Orient Express: Ubon by Nobu

Ubon by Nobu, Canary Riverside, London Docklands E14

Ubon by Nobu, Canary Riverside, London Docklands E14

Client: Nobuyuki Matsuhisa

Design: United Designers (interiors and graphics)

Four years after designing the Nobu restaurant in London’s Metropolitan Hotel, United Designers has completed a second restaurant for chef Nobuyuki Matsuhisa. Ubon by Nobu is situated in the very different environment of Canary Riverside hotel in London Docklands. The designers had to work with a challenging location that was fully glazed on three sides and acoustically harsh. ‘It was very glassy, very architectural and we wanted to soften it,’ says United Designers creative director Linzi Coppick, who wanted to avoid the often expected ‘traditional interior’ of many Japanese restaurants. The key to the solution was a 3.3m-high curtain of hand-threaded, Venetian glass curtain around the windows to soften the glazed walls and give an amber glow to the space when lit at night.
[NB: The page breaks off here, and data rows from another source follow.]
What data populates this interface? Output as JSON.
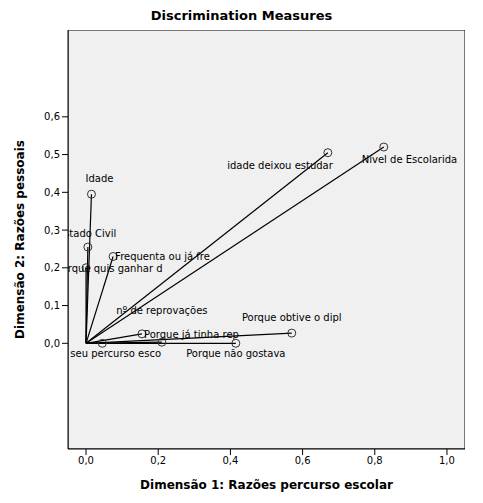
{
  "chart_data": {
    "type": "scatter",
    "title": "Discrimination Measures",
    "x_label": "Dimensão 1: Razões percurso escolar",
    "y_label": "Dimensão 2: Razões pessoais",
    "points": [
      {
        "label": "Idade",
        "x": 0.015,
        "y": 0.395
      },
      {
        "label": "Estado Civil",
        "x": 0.005,
        "y": 0.255
      },
      {
        "label": "Porque quis ganhar d",
        "x": 0.0,
        "y": 0.2
      },
      {
        "label": "Frequenta ou já fre",
        "x": 0.075,
        "y": 0.23
      },
      {
        "label": "idade deixou estudar",
        "x": 0.67,
        "y": 0.505
      },
      {
        "label": "Nível de Escolarida",
        "x": 0.825,
        "y": 0.52
      },
      {
        "label": "nº de reprovações",
        "x": 0.21,
        "y": 0.003
      },
      {
        "label": "Porque já tinha rep",
        "x": 0.155,
        "y": 0.025
      },
      {
        "label": "Porque obtive o dipl",
        "x": 0.57,
        "y": 0.027
      },
      {
        "label": "Porque não gostava",
        "x": 0.415,
        "y": 0.0
      },
      {
        "label": "No seu percurso esco",
        "x": 0.045,
        "y": 0.0
      }
    ],
    "xlim": [
      -0.05,
      1.05
    ],
    "ylim": [
      -0.28,
      0.83
    ],
    "xticks": [
      {
        "value": 0,
        "label": "0,0"
      },
      {
        "value": 0.2,
        "label": "0,2"
      },
      {
        "value": 0.4,
        "label": "0,4"
      },
      {
        "value": 0.6,
        "label": "0,6"
      },
      {
        "value": 0.8,
        "label": "0,8"
      },
      {
        "value": 1.0,
        "label": "1,0"
      }
    ],
    "yticks": [
      {
        "value": 0,
        "label": "0,0"
      },
      {
        "value": 0.1,
        "label": "0,1"
      },
      {
        "value": 0.2,
        "label": "0,2"
      },
      {
        "value": 0.3,
        "label": "0,3"
      },
      {
        "value": 0.4,
        "label": "0,4"
      },
      {
        "value": 0.5,
        "label": "0,5"
      },
      {
        "value": 0.6,
        "label": "0,6"
      }
    ],
    "grid": false,
    "marker": "circle",
    "color": "#333333"
  }
}
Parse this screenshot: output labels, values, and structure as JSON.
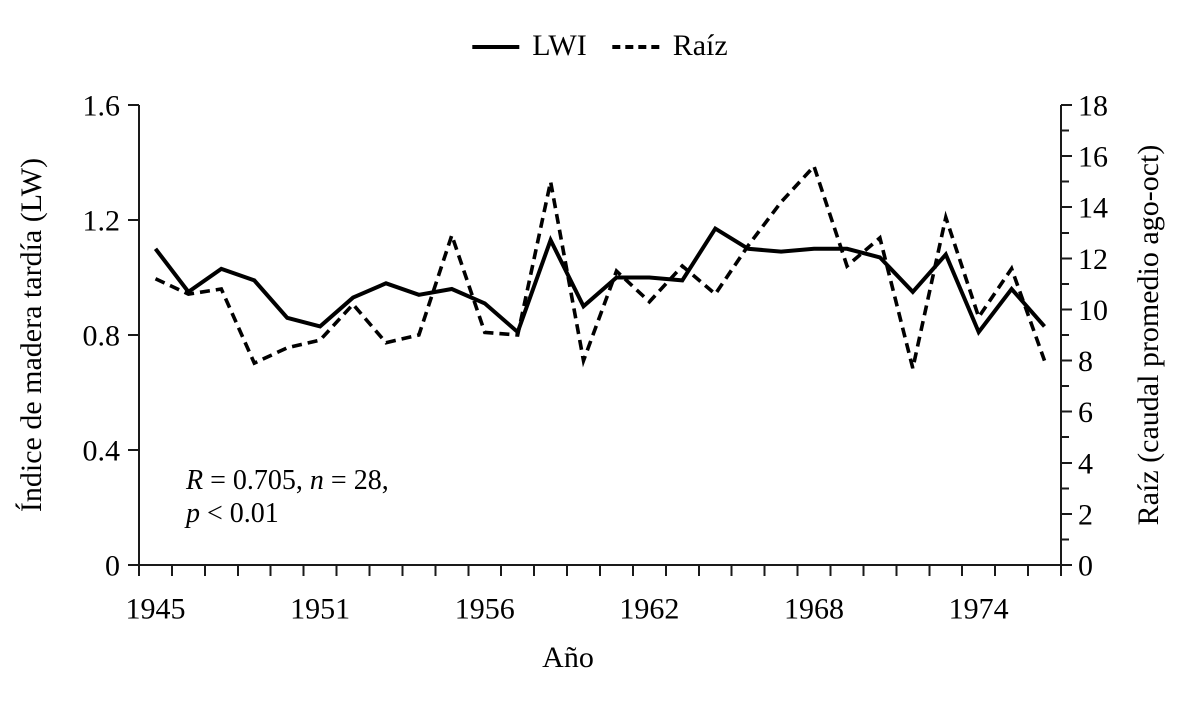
{
  "chart_data": {
    "type": "line",
    "title": "",
    "legend": [
      {
        "name": "LWI",
        "style": "solid"
      },
      {
        "name": "Raíz",
        "style": "dashed"
      }
    ],
    "x_axis": {
      "title": "Año",
      "n_bins": 28,
      "labels": [
        {
          "bin": 0,
          "text": "1945"
        },
        {
          "bin": 5,
          "text": "1951"
        },
        {
          "bin": 10,
          "text": "1956"
        },
        {
          "bin": 15,
          "text": "1962"
        },
        {
          "bin": 20,
          "text": "1968"
        },
        {
          "bin": 25,
          "text": "1974"
        }
      ]
    },
    "left_axis": {
      "title": "Índice de madera tardía (LW)",
      "min": 0,
      "max": 1.6,
      "tick_labels": [
        "0",
        "0.4",
        "0.8",
        "1.2",
        "1.6"
      ]
    },
    "right_axis": {
      "title": "Raíz (caudal promedio ago-oct)",
      "min": 0,
      "max": 18,
      "major_step": 2,
      "minor_step": 1,
      "tick_labels": [
        "0",
        "2",
        "4",
        "6",
        "8",
        "10",
        "12",
        "14",
        "16",
        "18"
      ]
    },
    "series": [
      {
        "name": "LWI",
        "axis": "left",
        "style": "solid",
        "values": [
          1.1,
          0.95,
          1.03,
          0.99,
          0.86,
          0.83,
          0.93,
          0.98,
          0.94,
          0.96,
          0.91,
          0.81,
          1.13,
          0.9,
          1.0,
          1.0,
          0.99,
          1.17,
          1.1,
          1.09,
          1.1,
          1.1,
          1.07,
          0.95,
          1.08,
          0.81,
          0.96,
          0.83
        ]
      },
      {
        "name": "Raíz",
        "axis": "right",
        "style": "dashed",
        "values": [
          11.2,
          10.6,
          10.8,
          7.9,
          8.5,
          8.8,
          10.2,
          8.7,
          9.0,
          12.9,
          9.1,
          9.0,
          15.0,
          8.0,
          11.5,
          10.3,
          11.7,
          10.6,
          12.5,
          14.2,
          15.6,
          11.7,
          12.8,
          7.7,
          13.6,
          9.7,
          11.6,
          8.0
        ]
      }
    ],
    "annotation": {
      "lines": [
        [
          {
            "text": "R",
            "italic": true
          },
          {
            "text": " = 0.705, ",
            "italic": false
          },
          {
            "text": "n",
            "italic": true
          },
          {
            "text": " = 28,",
            "italic": false
          }
        ],
        [
          {
            "text": "p",
            "italic": true
          },
          {
            "text": " < 0.01",
            "italic": false
          }
        ]
      ]
    },
    "colors": {
      "line": "#000000",
      "axis": "#1a1a1a",
      "background": "#ffffff"
    },
    "layout": {
      "grid": false,
      "legend_position": "top-center"
    }
  }
}
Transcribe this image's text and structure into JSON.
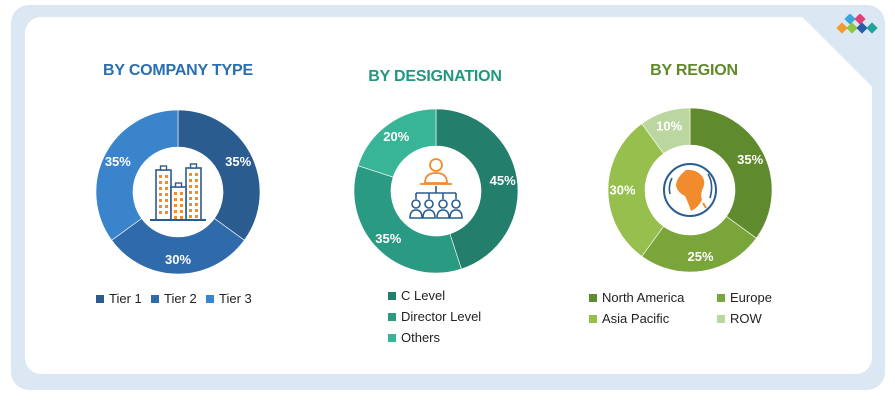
{
  "colors": {
    "frame": "#dbe7f3",
    "title_company": "#2a6fb0",
    "title_designation": "#20977f",
    "title_region": "#5e8a2a"
  },
  "chart_data": [
    {
      "type": "pie",
      "title": "BY COMPANY TYPE",
      "center_icon": "buildings-icon",
      "categories": [
        "Tier 1",
        "Tier 2",
        "Tier 3"
      ],
      "values": [
        35,
        30,
        35
      ],
      "labels": [
        "35%",
        "30%",
        "35%"
      ],
      "colors": [
        "#2a5c8f",
        "#2f6aab",
        "#3a84cc"
      ],
      "legend": "bottom"
    },
    {
      "type": "pie",
      "title": "BY DESIGNATION",
      "center_icon": "hierarchy-people-icon",
      "categories": [
        "C Level",
        "Director Level",
        "Others"
      ],
      "values": [
        45,
        35,
        20
      ],
      "labels": [
        "45%",
        "35%",
        "20%"
      ],
      "colors": [
        "#237f6b",
        "#2a9a82",
        "#37b596"
      ],
      "legend": "bottom"
    },
    {
      "type": "pie",
      "title": "BY REGION",
      "center_icon": "globe-icon",
      "categories": [
        "North America",
        "Europe",
        "Asia Pacific",
        "ROW"
      ],
      "values": [
        35,
        25,
        30,
        10
      ],
      "labels": [
        "35%",
        "25%",
        "30%",
        "10%"
      ],
      "colors": [
        "#5f8a2d",
        "#79a53a",
        "#97bf4e",
        "#bcd6a0"
      ],
      "legend": "bottom"
    }
  ]
}
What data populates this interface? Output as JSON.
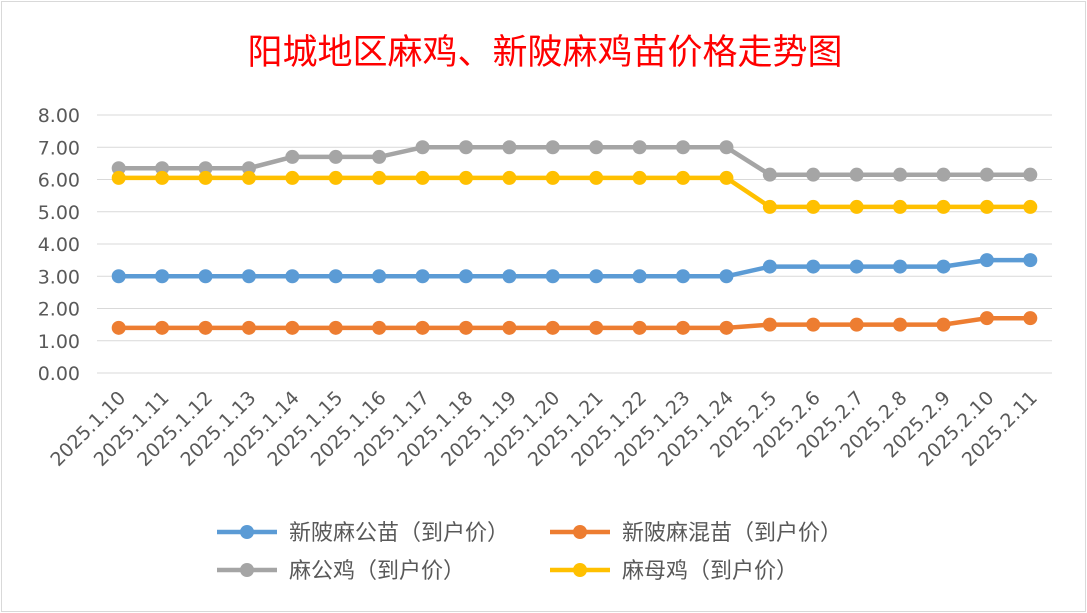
{
  "chart_data": {
    "type": "line",
    "title": "阳城地区麻鸡、新陂麻鸡苗价格走势图",
    "xlabel": "",
    "ylabel": "",
    "ylim": [
      0,
      8
    ],
    "yticks": [
      "0.00",
      "1.00",
      "2.00",
      "3.00",
      "4.00",
      "5.00",
      "6.00",
      "7.00",
      "8.00"
    ],
    "grid": true,
    "legend_position": "bottom",
    "categories": [
      "2025.1.10",
      "2025.1.11",
      "2025.1.12",
      "2025.1.13",
      "2025.1.14",
      "2025.1.15",
      "2025.1.16",
      "2025.1.17",
      "2025.1.18",
      "2025.1.19",
      "2025.1.20",
      "2025.1.21",
      "2025.1.22",
      "2025.1.23",
      "2025.1.24",
      "2025.2.5",
      "2025.2.6",
      "2025.2.7",
      "2025.2.8",
      "2025.2.9",
      "2025.2.10",
      "2025.2.11"
    ],
    "series": [
      {
        "name": "新陂麻公苗（到户价）",
        "color": "#5b9bd5",
        "values": [
          3.0,
          3.0,
          3.0,
          3.0,
          3.0,
          3.0,
          3.0,
          3.0,
          3.0,
          3.0,
          3.0,
          3.0,
          3.0,
          3.0,
          3.0,
          3.3,
          3.3,
          3.3,
          3.3,
          3.3,
          3.5,
          3.5
        ]
      },
      {
        "name": "新陂麻混苗（到户价）",
        "color": "#ed7d31",
        "values": [
          1.4,
          1.4,
          1.4,
          1.4,
          1.4,
          1.4,
          1.4,
          1.4,
          1.4,
          1.4,
          1.4,
          1.4,
          1.4,
          1.4,
          1.4,
          1.5,
          1.5,
          1.5,
          1.5,
          1.5,
          1.7,
          1.7
        ]
      },
      {
        "name": "麻公鸡（到户价）",
        "color": "#a5a5a5",
        "values": [
          6.35,
          6.35,
          6.35,
          6.35,
          6.7,
          6.7,
          6.7,
          7.0,
          7.0,
          7.0,
          7.0,
          7.0,
          7.0,
          7.0,
          7.0,
          6.15,
          6.15,
          6.15,
          6.15,
          6.15,
          6.15,
          6.15
        ]
      },
      {
        "name": "麻母鸡（到户价）",
        "color": "#ffc000",
        "values": [
          6.05,
          6.05,
          6.05,
          6.05,
          6.05,
          6.05,
          6.05,
          6.05,
          6.05,
          6.05,
          6.05,
          6.05,
          6.05,
          6.05,
          6.05,
          5.15,
          5.15,
          5.15,
          5.15,
          5.15,
          5.15,
          5.15
        ]
      }
    ],
    "colors": {
      "title": "#ff0000",
      "grid": "#d9d9d9",
      "axis_text": "#595959"
    }
  }
}
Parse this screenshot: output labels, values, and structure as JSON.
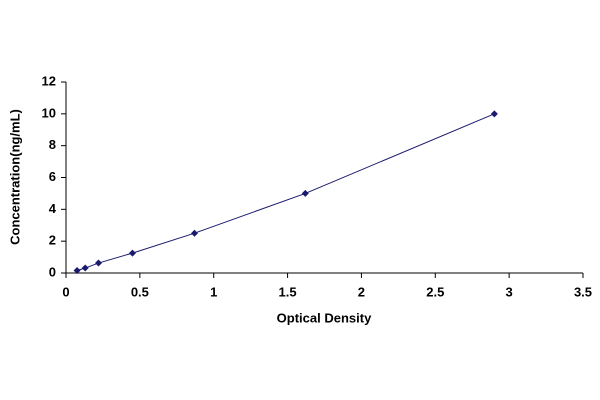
{
  "chart_data": {
    "type": "scatter",
    "xlabel": "Optical Density",
    "ylabel": "Concentration(ng/mL)",
    "x": [
      0.075,
      0.13,
      0.22,
      0.45,
      0.87,
      1.62,
      2.9
    ],
    "values": [
      0.156,
      0.312,
      0.625,
      1.25,
      2.5,
      5,
      10
    ],
    "color": "#1a1a6e",
    "line": true,
    "xlim": [
      0,
      3.5
    ],
    "xticks": [
      0,
      0.5,
      1,
      1.5,
      2,
      2.5,
      3,
      3.5
    ],
    "ylim": [
      0,
      12
    ],
    "yticks": [
      0,
      2,
      4,
      6,
      8,
      10,
      12
    ]
  }
}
Behind the glass are motorised sunblinds to further screen off the space. The beads are used again in delicate spirals hanging down from the inside of the downlighters (supplied by The Light Corporation) to give a soft, domestic feel to the space. Dark timbered banquette seating upholstered in textured brown chenille line the glass facades, interrupted only by the bar along the front facade, topped with a cream-veined Breccia Brown marble and faced in a textured copper-effect fabric. On the fourth side is the sushi bar, where an angled mirror above the diners allows glimpses of the panoramic riverside view.

In the centre of the 126-cover restaurant, chairs upholstered in burnt orange chenille are arranged around circular tables of maple and walnut, and stand on a dark, walnut timber floor – the autumnal colour tones inspired by something as non-Japanese as the colour range of a glass of Amaretto on ice. ‘It’s very different from Nobu. It’s still simple elegance, but richer and warmer,’ says Coppick. ‘We wanted to create a sophisticated backdrop that shows off the food rather than vie for attention.’ Construction costs, including kitchen equipment, were £1m.